Weichelt Manuela · Nationalrat · 2023-06-12
Weichelt Manuela · Nationalrat · Zug · Grüne Fraktion · 2023-06-12
Wortprotokoll
Zuerst ein paar allgemeine Bemerkungen zum Bundesgericht: Im Geschäftsjahr 2022 waren sowohl im Spruchkörper als auch in der Verwaltung und in der Organisation gewichtige Mutationen zu verzeichnen. Zur Bewältigung der hohen Eingangszahlen wurde das Steuerrecht von der Zweiten öffentlich-rechtlichen Abteilung in Lausanne zur Zweiten sozialrechtlichen Abteilung nach Luzern verschoben. Gleichzeitig wurden die beiden sozialrechtlichen Abteilungen in "Dritte" und "Vierte öffentlich-rechtliche Abteilung" umbenannt. Mit der im letzten Jahr von uns, vom Parlament, bewilligten Erhöhung der Anzahl Richterstellen von 38 auf 40 wird im Verlauf dieses Jahres das Modell von acht Abteilungen mit je fünf Gerichtsmitgliedern mit einer zweiten strafrechtlichen Abteilung realisiert werden können.
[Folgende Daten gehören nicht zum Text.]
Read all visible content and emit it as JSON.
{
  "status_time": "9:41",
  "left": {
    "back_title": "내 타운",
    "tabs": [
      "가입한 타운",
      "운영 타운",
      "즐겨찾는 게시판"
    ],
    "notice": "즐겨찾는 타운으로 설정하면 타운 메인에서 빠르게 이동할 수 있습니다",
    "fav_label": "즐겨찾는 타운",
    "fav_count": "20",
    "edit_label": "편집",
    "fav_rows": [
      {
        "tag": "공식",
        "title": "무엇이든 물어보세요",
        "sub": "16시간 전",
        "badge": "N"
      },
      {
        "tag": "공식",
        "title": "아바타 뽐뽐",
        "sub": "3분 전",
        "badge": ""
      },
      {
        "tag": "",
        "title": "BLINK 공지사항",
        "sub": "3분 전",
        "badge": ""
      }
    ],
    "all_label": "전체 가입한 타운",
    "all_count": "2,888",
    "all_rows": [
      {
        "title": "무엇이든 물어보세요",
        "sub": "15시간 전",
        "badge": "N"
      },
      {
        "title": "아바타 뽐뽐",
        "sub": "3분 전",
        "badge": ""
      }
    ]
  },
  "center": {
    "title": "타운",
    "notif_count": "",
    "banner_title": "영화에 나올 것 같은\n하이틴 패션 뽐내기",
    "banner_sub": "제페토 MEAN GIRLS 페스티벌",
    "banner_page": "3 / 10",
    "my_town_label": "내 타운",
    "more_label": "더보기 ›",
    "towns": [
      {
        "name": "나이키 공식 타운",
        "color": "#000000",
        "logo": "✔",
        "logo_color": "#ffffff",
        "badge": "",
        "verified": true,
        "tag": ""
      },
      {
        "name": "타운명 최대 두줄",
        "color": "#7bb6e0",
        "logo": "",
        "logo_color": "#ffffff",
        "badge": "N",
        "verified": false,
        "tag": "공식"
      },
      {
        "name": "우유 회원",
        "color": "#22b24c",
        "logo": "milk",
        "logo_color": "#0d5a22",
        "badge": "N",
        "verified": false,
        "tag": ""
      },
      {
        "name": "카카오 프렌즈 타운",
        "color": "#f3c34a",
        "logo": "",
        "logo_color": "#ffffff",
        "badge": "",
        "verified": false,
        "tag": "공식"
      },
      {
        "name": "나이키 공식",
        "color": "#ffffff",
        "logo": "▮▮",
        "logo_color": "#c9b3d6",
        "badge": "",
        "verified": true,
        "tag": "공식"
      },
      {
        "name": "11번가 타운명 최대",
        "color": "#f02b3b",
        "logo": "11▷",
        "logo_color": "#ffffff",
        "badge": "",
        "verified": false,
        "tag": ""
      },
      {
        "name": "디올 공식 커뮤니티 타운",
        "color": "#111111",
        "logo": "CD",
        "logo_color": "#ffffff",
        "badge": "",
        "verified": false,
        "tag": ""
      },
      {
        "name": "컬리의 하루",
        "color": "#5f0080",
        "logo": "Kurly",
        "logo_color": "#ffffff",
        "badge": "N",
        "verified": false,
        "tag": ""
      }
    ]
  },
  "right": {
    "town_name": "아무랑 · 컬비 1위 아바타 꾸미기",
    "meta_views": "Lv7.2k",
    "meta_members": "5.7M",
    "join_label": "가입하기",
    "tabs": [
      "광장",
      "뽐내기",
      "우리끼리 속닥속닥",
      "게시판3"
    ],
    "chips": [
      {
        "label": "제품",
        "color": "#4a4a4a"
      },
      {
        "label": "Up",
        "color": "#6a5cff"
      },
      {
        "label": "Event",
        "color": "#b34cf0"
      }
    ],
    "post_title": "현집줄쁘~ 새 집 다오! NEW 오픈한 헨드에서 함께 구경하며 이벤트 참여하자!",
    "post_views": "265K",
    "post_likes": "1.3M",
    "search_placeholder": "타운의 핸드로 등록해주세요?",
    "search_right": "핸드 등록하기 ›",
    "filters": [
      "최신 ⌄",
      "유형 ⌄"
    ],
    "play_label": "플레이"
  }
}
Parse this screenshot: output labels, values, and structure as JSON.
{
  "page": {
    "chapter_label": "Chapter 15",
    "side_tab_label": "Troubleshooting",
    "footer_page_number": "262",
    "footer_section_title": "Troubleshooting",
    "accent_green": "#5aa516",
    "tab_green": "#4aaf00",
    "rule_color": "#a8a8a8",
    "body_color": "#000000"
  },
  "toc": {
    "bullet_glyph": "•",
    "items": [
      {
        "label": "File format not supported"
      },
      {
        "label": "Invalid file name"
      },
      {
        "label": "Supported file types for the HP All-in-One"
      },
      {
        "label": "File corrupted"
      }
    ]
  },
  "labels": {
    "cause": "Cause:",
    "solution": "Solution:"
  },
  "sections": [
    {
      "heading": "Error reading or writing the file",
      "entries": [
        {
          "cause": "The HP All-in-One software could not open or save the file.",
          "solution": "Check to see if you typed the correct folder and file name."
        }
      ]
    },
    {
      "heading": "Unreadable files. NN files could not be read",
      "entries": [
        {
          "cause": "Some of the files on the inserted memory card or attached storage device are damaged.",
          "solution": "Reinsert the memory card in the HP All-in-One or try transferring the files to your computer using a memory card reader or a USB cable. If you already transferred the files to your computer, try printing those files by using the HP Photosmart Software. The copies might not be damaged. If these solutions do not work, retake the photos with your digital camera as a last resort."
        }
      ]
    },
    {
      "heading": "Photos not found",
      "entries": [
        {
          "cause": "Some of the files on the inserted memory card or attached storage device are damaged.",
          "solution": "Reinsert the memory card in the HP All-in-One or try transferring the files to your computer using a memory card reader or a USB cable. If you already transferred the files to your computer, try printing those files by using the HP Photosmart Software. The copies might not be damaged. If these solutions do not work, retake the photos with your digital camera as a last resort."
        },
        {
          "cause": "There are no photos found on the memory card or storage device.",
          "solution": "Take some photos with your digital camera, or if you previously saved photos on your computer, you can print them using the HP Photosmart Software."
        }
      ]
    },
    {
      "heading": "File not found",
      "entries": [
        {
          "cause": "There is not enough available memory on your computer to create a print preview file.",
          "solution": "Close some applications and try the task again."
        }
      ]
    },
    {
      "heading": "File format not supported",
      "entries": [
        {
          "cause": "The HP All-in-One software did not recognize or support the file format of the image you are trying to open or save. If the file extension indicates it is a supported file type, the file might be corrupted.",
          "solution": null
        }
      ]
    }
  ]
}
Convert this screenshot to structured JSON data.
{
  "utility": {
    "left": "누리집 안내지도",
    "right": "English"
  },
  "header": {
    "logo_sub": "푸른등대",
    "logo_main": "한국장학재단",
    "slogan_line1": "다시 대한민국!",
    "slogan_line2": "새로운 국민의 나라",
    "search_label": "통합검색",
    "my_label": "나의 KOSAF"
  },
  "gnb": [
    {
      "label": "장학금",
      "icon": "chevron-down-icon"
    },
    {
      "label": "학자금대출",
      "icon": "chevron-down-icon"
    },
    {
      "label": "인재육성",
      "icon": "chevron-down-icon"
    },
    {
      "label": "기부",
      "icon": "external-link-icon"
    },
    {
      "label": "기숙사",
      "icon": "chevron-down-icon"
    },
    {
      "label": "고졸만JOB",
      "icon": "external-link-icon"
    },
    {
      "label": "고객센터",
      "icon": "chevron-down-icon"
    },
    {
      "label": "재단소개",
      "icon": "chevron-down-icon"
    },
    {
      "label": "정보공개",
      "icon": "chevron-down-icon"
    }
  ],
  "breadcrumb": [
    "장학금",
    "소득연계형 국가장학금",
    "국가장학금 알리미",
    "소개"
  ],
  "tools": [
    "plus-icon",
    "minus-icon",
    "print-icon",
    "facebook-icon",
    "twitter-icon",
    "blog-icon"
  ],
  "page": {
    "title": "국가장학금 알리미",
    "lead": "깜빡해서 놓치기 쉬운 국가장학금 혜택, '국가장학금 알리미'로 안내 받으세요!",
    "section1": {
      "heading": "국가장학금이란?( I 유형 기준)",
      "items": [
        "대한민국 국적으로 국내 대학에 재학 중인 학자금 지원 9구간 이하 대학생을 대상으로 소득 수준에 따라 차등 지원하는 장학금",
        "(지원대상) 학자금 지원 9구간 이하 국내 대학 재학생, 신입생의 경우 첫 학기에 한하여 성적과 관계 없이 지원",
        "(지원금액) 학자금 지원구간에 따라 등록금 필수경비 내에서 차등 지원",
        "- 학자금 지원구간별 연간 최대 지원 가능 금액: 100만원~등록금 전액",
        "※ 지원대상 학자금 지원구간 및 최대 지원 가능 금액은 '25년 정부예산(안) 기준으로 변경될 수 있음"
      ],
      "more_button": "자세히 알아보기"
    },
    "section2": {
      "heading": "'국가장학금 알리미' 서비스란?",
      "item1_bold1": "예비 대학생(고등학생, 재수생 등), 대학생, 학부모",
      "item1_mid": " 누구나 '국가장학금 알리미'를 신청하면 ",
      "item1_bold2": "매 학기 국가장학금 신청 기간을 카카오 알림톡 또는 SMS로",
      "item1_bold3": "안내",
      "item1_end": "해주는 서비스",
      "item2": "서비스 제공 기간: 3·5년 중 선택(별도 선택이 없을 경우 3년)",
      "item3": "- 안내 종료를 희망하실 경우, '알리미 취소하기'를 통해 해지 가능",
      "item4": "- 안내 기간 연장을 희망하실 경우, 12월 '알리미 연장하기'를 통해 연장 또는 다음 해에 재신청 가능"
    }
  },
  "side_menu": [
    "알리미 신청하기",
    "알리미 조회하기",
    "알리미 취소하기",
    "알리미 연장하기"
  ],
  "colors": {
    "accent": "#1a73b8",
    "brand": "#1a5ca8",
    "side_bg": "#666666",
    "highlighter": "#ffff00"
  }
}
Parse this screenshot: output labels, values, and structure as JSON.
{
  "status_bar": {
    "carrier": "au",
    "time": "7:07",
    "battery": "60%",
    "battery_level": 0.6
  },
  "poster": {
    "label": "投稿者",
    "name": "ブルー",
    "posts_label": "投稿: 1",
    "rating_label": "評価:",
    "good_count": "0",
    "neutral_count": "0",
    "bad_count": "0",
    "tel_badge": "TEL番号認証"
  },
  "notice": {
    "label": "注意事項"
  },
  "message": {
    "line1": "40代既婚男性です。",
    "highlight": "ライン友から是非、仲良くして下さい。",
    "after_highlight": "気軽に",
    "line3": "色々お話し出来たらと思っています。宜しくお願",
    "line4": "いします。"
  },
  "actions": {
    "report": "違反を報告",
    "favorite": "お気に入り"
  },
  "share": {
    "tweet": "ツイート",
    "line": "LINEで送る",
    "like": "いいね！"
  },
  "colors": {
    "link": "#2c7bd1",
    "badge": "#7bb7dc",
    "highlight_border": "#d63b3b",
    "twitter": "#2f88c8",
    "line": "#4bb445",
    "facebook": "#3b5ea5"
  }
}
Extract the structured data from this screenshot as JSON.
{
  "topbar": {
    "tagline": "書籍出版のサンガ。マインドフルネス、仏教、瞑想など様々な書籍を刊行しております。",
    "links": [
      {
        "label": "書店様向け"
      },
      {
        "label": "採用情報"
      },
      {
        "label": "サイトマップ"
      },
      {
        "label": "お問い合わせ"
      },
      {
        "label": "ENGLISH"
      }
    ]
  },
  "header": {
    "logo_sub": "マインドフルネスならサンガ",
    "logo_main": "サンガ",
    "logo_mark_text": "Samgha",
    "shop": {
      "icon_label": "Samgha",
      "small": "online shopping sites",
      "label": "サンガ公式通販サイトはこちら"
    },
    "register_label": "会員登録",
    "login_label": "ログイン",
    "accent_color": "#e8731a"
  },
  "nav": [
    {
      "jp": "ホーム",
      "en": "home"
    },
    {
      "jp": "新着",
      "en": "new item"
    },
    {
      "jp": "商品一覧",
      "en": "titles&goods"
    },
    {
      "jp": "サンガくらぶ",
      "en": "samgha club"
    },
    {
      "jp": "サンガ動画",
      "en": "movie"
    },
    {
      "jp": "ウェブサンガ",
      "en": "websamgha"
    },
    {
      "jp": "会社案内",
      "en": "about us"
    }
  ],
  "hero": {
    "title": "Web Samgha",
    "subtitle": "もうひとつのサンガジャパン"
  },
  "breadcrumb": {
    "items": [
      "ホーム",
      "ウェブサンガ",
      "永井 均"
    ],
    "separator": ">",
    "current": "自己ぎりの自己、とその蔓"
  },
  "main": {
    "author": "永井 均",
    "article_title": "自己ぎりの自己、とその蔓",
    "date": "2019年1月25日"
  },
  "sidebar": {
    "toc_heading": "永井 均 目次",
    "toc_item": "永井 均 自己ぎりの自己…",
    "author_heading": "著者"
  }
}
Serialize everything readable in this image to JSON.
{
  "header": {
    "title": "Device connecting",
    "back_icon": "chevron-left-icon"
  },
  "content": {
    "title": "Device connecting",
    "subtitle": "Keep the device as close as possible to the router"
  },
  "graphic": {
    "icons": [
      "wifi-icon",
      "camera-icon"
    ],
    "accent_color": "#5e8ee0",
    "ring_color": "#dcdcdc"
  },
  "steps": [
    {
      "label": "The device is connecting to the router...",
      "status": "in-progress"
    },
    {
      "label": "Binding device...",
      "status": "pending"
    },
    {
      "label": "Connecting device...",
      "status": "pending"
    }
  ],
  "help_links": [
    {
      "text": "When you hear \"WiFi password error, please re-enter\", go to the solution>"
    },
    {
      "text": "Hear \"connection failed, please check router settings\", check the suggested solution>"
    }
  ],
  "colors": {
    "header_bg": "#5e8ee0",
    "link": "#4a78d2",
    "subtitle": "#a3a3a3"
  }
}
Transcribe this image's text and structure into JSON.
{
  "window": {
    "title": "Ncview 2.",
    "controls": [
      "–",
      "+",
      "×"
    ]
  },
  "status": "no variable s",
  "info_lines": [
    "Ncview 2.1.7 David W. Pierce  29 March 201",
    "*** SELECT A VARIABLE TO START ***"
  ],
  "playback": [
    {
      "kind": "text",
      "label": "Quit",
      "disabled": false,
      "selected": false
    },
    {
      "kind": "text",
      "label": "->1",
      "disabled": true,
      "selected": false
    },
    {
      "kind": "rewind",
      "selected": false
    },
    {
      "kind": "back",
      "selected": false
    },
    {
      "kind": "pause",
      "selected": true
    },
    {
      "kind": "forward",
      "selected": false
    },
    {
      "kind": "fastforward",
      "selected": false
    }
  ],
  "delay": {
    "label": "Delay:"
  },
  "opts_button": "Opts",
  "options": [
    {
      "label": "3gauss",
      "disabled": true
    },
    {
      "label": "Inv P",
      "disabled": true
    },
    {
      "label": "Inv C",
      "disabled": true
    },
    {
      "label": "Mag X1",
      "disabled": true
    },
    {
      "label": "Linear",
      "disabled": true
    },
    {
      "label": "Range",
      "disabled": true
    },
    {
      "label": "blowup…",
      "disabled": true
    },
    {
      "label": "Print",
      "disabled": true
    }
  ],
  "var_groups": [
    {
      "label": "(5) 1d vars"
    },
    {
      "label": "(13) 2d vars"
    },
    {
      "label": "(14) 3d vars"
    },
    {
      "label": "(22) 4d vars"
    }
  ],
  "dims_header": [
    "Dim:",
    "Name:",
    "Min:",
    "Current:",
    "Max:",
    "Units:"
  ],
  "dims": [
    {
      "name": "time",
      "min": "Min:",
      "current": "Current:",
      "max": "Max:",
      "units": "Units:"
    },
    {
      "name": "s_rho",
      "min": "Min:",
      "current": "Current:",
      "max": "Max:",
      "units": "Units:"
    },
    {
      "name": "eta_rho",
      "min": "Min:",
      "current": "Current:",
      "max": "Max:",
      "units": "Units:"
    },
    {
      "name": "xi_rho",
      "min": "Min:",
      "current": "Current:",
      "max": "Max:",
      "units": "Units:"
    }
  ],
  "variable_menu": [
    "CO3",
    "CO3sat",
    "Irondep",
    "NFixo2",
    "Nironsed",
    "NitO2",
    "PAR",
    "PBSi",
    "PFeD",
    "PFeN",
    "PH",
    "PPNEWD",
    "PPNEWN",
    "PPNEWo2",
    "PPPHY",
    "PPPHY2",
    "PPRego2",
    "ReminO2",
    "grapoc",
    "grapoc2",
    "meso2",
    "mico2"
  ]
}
Seit dem 1. Januar 2021 ist das Bundesgericht für die Ernennung der Mitglieder der eidgenössischen Schätzungskommissionen zuständig. Im Berichtsjahr musste die Verwaltungskommission die Gesamterneuerung dieser Kommissionen vornehmen und dabei prüfen, ob die rund 150 Mitglieder der insgesamt 13 Schätzungskreise die Wahlvoraussetzungen erfüllten - insbesondere auch deshalb, weil mit dem neuen Gesetz eine Alterslimite von 68 Jahren eingeführt wurde.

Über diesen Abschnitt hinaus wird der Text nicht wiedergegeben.